Rules of thumb: minimum 72 hours (to cover multiple full cycles of daily/weekly traffic variation), minimum 50,000 shadow predictions (for statistical significance in segmented analysis), and minimum 1,000 samples in each important subgroup you want to validate separately. For seasonal businesses or fraud models with rare high-value transaction patterns, you may need longer - 1-2 weeks to observe enough rare events. Define these thresholds before running the shadow, not after - looking at data and then choosing thresholds based on what you see is a form of data leakage.
Q: How would you handle a shadow model that is consistently 50ms slower than production?
A 50ms latency regression in shadow mode does not affect users (shadow is not in the critical path) but it is a strong signal that the new model has a latency problem that will affect the SLA if it is promoted to production. Investigate: is the model architecture larger? is it missing quantization or TorchScript compilation? is it hitting a cold GPU path that production does not? Fix the latency issue before graduating to canary. If the latency cannot be fixed within the required budget, the model cannot be deployed - a model that is more accurate but breaks the SLA is worse than the current model.
Q: Describe how you would use shadow deployment for a new LLM - different from a classifier?

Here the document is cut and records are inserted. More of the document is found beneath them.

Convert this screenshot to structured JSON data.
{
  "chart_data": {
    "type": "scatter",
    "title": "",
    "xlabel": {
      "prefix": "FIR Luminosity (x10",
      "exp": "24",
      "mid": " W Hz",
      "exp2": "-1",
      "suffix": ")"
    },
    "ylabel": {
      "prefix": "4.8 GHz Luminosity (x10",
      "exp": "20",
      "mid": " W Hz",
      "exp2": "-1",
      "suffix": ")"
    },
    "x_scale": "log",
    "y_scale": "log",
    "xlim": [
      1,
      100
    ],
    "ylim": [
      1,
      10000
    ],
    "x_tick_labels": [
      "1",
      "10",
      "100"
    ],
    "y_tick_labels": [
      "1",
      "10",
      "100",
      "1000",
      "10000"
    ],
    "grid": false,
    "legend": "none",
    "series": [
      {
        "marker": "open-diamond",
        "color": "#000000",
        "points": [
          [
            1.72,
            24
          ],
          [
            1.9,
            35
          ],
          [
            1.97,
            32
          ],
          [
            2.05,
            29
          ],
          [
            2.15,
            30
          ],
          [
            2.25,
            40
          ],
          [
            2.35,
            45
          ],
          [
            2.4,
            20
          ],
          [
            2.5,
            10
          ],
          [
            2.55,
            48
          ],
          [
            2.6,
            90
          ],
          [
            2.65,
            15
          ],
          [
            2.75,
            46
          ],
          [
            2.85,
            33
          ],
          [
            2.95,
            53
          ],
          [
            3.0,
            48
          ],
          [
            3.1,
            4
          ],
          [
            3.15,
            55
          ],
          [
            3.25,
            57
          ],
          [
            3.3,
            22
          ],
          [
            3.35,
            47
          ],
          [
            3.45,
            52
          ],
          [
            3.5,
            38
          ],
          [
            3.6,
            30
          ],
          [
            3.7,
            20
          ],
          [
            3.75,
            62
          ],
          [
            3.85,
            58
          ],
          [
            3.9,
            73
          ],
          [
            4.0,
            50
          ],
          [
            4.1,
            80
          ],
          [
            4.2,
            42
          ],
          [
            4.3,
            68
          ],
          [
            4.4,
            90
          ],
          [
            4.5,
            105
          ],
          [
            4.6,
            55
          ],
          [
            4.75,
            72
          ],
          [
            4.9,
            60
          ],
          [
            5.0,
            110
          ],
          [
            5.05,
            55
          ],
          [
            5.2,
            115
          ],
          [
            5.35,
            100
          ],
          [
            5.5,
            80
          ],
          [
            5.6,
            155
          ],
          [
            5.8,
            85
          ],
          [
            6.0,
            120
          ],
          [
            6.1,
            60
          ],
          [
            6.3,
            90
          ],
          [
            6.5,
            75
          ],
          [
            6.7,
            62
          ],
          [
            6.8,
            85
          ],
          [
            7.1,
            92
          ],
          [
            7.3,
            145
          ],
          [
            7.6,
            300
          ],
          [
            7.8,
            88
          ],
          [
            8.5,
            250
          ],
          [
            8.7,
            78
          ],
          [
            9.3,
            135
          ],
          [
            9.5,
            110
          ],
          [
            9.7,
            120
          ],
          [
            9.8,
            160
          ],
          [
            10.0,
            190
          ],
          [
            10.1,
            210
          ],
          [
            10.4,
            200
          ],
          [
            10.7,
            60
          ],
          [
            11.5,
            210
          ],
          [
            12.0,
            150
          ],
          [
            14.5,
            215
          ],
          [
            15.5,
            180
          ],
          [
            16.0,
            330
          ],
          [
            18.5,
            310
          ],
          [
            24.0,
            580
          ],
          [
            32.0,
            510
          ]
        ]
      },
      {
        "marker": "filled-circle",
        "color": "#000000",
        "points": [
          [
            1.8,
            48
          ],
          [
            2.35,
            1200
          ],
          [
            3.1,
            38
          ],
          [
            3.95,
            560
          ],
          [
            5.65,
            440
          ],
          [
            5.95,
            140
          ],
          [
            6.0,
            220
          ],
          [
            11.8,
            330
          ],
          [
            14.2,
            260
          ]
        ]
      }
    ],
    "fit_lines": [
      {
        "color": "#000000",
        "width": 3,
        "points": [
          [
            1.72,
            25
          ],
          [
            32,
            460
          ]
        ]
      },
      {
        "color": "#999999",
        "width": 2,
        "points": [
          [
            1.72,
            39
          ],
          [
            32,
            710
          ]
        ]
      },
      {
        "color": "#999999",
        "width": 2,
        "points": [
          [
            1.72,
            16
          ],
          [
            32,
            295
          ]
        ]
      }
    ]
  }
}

LLM shadow comparison cannot use exact match or score difference - outputs are free-form text. Instead: (1) Use semantic similarity (embedding cosine similarity) to measure how much the shadow and production outputs mean the same thing. (2) Sample outputs manually at a set rate (e.g., 100 per day) for human quality review. (3) Measure format compliance (does the shadow output follow required JSON structure, word count limits, tone guidelines). (4) Measure latency and token count - LLMs that generate more tokens are slower and more expensive. (5) For task-specific LLMs (code generation, SQL), run the outputs through automated evaluation (execute the code, run the SQL) and measure pass rate. Graduation criteria should include human reviewer approval in addition to automated metrics.